Wednesday, January 6, 2010

burnt-down town

I'm gonna make it up for all of the nursery rhymes
They never really seem to want to tell the truth…


…Tell me, do you really think you go to hell for having loved?
Tell me, enough of thinking everything that you've done is good…


…Making my own way home, ain't gonna be alone
I'm going to a town
That has already been burnt down.
-Rufus Wainwright

She bit her lip with a wicked smile on her face. She’d done something many would think wicked, heathen; sinful. Where did these moral imperatives come from? It wasn’t like she walked around thinking she was a saint. Not believing in hell, other than it being a state of mind, a place on earth, she knew she’d get hers, she’d gotten it - lived it many times before.

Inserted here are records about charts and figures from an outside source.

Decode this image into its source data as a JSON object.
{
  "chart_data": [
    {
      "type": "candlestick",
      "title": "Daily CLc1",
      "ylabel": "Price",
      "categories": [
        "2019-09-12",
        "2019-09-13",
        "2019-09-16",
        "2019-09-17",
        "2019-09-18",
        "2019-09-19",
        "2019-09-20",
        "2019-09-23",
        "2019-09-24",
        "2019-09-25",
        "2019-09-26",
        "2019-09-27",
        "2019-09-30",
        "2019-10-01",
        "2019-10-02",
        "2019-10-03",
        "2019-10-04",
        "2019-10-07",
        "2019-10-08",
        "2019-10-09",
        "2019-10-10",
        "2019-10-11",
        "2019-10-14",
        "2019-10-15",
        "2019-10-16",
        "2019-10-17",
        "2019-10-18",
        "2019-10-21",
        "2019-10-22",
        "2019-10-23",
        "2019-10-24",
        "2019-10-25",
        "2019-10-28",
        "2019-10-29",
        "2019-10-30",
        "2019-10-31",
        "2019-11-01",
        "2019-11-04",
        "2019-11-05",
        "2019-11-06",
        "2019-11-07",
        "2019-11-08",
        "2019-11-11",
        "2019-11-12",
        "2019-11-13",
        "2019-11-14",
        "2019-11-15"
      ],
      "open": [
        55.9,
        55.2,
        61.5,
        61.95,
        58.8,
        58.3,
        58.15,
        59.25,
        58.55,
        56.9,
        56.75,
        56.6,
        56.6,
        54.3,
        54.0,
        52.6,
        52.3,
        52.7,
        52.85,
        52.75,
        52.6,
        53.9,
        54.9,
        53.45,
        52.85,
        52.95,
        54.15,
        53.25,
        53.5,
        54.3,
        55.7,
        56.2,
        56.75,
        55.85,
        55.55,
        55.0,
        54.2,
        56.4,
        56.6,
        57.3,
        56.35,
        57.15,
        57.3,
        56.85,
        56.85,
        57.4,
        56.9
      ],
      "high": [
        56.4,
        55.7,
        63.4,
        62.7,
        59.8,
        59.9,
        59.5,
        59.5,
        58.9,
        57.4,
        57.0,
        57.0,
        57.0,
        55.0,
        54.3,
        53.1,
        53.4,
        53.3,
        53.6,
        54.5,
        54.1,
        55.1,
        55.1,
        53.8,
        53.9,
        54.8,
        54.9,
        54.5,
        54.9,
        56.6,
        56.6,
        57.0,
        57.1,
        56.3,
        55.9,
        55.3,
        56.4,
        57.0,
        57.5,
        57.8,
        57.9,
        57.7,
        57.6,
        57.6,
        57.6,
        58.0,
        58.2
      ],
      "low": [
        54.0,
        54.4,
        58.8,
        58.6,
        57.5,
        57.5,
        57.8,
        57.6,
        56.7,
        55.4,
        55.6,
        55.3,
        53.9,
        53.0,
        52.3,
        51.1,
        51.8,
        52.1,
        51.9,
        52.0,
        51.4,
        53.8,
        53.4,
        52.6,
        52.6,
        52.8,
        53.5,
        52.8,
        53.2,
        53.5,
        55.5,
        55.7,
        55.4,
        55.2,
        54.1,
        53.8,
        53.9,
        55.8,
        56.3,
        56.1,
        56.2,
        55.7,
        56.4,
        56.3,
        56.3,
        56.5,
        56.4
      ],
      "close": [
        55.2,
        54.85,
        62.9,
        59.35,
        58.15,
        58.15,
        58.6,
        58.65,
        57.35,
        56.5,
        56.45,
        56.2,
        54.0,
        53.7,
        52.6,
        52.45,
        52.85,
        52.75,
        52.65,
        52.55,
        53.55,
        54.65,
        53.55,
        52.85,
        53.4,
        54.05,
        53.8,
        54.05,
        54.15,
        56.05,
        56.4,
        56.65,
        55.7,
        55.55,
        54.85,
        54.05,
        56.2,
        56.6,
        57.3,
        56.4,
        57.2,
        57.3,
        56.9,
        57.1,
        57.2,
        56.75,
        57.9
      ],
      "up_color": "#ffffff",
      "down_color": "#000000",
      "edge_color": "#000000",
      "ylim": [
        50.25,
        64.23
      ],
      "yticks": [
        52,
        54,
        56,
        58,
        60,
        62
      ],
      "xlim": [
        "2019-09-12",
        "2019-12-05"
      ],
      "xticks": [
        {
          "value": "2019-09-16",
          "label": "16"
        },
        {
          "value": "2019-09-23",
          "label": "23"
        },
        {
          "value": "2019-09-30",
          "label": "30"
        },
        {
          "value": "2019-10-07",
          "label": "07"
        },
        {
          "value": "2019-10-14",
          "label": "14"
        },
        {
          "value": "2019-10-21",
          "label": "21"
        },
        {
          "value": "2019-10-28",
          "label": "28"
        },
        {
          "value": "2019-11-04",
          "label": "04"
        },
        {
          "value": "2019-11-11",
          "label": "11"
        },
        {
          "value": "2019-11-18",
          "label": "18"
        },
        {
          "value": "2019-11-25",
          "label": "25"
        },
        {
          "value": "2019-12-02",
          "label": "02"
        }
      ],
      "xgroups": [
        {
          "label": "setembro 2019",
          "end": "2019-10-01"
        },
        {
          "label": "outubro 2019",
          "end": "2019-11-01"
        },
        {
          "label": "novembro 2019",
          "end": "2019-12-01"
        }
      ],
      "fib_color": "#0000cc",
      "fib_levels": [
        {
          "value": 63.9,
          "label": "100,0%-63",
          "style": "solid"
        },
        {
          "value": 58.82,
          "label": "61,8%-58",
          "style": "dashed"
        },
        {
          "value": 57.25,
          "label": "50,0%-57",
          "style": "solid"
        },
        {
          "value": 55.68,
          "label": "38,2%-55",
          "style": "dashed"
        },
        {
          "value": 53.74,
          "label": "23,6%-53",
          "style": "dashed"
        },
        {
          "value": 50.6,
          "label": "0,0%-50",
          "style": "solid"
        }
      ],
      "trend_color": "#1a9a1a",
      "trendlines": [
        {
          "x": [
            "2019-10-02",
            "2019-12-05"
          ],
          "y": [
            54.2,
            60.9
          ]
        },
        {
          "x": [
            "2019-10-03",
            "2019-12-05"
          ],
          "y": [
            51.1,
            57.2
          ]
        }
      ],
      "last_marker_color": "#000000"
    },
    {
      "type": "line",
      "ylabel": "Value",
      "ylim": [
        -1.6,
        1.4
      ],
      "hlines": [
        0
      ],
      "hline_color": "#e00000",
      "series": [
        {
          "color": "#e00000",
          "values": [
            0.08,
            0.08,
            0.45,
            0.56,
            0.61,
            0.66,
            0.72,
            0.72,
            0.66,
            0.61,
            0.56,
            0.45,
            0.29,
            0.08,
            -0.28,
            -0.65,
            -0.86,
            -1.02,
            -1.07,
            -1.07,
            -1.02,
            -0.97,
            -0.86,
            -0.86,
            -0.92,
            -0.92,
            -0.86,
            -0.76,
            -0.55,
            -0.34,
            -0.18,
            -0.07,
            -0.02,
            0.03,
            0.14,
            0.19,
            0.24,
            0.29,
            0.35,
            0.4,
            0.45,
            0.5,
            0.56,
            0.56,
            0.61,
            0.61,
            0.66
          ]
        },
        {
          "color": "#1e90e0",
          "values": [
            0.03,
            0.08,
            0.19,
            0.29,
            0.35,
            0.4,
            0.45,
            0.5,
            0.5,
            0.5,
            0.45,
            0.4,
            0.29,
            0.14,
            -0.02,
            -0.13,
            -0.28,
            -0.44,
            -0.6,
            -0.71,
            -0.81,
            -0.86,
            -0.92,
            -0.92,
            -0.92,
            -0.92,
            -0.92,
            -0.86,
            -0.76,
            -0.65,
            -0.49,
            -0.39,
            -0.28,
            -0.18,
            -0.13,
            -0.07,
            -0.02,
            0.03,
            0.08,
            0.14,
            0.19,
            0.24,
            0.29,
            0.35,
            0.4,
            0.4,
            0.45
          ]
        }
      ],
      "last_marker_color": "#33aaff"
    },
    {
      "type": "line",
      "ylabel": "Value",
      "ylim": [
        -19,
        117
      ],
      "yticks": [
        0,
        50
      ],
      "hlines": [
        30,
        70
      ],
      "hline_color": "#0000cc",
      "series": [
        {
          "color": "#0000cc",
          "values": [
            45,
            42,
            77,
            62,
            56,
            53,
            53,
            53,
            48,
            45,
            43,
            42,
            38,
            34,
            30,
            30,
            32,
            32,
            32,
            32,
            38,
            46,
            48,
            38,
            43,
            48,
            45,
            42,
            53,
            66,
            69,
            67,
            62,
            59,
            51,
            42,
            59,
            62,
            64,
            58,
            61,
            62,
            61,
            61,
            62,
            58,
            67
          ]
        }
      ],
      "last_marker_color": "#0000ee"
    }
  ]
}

She didn’t presume to weave tales, skewing her actions into lovely neat stories with happy endings. She accepted that she was imperfect, that happy endings didn’t exist and that her town had burnt down many times before. She’d survived it, building on the shelled-out remains, so she knew she could do it again. She knew she wasn’t alone either; many people lived in the same town. But were they as honest? Some were. For some, it was harder to face what they really were, where they were really living. Burying themselves in nursery rhymes, fearing hell. She knew hell was her own doing, and sure as hell knew the directions to the burnt-down town. At least she knew she wasn’t alone, and wasn’t afraid to admit she’d been there many times before.